February 21, 2012

On the "Great Commission Baptists" Name

It is always interesting how the media pulls quotes from a conversation. This morning Associated Press asked for my opinion on the proposed additional name for Southern Baptists. Up to this point, I had been intentionally silent on the matter. However, following the release of the proposed name, it was time to speak. My written response to AP's query about what conservative Southern Baptists were thinking was provided. It is funny but they picked up a telephone statement instead. Anyways, for my fuller thoughts, please see below:

From conversations with conservative Southern Baptist leaders, I sense a certain ambivalence about the name change. They see both positives and negatives.
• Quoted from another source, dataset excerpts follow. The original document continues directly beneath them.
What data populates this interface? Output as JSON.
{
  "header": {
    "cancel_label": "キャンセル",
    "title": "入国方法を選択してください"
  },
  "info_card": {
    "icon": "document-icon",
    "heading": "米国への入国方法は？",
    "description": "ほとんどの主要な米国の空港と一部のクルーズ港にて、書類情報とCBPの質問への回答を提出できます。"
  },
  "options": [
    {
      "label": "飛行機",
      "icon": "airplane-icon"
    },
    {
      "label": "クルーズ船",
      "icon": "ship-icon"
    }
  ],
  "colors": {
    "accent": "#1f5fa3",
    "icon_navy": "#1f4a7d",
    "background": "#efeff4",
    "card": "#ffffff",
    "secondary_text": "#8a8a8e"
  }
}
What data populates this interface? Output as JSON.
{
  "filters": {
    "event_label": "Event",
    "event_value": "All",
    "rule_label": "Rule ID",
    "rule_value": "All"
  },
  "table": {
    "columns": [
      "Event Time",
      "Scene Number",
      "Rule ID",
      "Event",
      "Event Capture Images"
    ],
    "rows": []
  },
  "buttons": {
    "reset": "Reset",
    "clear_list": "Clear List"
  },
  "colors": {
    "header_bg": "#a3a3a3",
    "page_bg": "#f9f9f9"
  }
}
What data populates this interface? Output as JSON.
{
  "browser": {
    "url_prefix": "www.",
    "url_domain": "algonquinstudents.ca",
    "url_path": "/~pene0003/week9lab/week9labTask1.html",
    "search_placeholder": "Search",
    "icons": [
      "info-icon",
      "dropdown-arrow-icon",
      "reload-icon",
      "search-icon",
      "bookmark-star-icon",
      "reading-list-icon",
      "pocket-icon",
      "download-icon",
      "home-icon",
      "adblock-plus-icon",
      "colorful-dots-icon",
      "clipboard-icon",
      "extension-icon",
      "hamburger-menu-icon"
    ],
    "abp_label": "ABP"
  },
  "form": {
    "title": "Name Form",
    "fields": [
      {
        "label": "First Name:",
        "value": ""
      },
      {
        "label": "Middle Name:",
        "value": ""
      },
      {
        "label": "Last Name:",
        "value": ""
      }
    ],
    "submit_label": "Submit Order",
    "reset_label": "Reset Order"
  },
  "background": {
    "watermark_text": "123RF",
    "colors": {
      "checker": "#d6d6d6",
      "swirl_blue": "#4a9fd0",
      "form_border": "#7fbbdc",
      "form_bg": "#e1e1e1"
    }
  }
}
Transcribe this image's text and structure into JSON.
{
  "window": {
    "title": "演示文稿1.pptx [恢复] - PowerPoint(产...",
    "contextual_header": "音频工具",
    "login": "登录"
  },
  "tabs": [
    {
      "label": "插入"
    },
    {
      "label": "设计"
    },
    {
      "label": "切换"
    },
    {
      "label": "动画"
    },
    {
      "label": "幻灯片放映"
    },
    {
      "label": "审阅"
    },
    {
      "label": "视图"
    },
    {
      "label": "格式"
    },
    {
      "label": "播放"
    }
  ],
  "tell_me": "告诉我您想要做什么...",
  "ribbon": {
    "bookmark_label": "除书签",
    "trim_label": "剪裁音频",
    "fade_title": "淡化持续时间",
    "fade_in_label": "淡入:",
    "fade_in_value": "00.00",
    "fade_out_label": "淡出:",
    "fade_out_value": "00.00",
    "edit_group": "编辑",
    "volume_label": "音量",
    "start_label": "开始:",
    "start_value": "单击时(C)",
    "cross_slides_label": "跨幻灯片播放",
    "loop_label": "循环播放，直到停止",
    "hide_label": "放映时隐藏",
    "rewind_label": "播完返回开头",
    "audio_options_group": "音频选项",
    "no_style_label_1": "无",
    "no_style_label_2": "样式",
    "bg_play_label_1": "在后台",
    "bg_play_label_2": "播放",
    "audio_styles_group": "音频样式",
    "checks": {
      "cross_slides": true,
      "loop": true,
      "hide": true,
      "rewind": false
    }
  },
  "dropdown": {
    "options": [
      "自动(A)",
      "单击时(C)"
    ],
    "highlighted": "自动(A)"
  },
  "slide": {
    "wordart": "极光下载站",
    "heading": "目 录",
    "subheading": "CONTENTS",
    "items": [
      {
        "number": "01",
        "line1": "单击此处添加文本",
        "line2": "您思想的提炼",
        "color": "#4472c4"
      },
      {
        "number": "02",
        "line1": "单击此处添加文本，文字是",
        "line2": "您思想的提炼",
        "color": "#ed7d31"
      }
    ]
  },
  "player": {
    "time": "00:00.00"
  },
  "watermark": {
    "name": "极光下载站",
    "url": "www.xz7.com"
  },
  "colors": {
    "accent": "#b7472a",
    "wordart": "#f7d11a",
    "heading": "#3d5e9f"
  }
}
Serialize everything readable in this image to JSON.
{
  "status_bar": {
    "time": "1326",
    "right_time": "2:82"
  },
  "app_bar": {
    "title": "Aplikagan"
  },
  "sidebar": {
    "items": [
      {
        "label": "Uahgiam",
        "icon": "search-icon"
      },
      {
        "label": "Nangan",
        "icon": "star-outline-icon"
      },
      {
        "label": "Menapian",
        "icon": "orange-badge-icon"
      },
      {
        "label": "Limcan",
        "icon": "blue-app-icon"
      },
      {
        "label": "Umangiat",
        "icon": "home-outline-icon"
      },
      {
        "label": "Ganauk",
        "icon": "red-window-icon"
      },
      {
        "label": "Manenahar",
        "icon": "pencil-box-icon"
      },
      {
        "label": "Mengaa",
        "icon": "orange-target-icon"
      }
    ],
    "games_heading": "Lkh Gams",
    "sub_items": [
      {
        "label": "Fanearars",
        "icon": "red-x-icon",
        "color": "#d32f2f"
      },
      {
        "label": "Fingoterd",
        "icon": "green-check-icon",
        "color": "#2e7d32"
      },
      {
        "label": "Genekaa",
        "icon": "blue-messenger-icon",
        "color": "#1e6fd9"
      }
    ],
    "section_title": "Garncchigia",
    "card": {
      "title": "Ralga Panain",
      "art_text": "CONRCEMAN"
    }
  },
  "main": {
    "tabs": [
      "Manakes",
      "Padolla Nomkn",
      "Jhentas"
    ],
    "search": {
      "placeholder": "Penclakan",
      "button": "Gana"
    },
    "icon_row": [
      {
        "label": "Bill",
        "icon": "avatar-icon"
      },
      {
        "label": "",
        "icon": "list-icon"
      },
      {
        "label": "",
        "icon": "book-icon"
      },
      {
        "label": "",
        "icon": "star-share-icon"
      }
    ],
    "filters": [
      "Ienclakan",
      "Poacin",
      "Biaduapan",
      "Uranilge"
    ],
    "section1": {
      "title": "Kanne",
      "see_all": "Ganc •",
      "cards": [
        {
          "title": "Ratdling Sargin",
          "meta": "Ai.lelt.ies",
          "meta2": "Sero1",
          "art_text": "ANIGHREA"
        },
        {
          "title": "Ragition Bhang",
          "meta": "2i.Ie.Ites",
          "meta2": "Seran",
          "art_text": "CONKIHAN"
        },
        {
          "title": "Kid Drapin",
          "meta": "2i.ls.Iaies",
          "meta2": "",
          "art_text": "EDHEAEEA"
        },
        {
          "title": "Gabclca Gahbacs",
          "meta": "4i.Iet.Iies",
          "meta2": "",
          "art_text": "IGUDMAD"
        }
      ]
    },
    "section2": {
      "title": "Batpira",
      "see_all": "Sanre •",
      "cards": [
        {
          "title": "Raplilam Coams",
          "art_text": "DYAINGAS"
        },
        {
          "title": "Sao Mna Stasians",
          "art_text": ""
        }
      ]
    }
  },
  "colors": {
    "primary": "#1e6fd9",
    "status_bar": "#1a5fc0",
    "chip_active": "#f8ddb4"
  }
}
On the positive side, traditionalists are elated the suggested public name is “Great Commission Baptists”! We embrace the priority of the Great Commission given by our Lord Jesus Christ in Matthew 28. We also believe our history is deeply rooted in the Great Commission. On the basis of the Great Commission, the Anabaptists in the Reformation started as free churches. On the same basis, English Baptists rejected hyper-Calvinism to start the modern mission movement in the eighteenth century. In the nineteenth century, American Baptist denominations organized on the basis of the Great Commission (the Triennial Convention in 1814; the Southern Baptist Convention in 1845). Our Risen Lord's Great Commission summarizes our commitment to encouraging personal reconciliation with God seen first in believers baptism then in life-long biblical discipleship!

On the negative side, many are disheartened by the implication that the name “Southern Baptist” is only considered to be a liability. First, changing our public name will not change our history. Yes, we failed in the past with regard to slavery and racism, but we also succeeded by rejecting the theological liberalism that infected many other Baptists. We have confessed the former as sin, but we retain the latter as triumph. These make us unique and we cannot nor should hide them. However, we should also be aware of how the people we seek to reach are impacted by our reputation.

Second, changing our name will not by itself ensure our hoped-for revival in making disciples for Christ. Rather, true revival will come when we focus on obeying our Lord’s Great Commission in His order by going on mission, winning people to faith through evangelism, then baptizing these new believers into His churches, and teaching everything in Scripture. We will founder if we unintentionally countenance mere marketing to mask cultural compromises, human theological schemes, and/or unbiblical practices.

Many Southern Baptists are elated while others are cautious, and some of us are both elated and cautious. My own hope is that we will move forward together as what we have always been: Great Commission Christians who are historically Southern Baptists.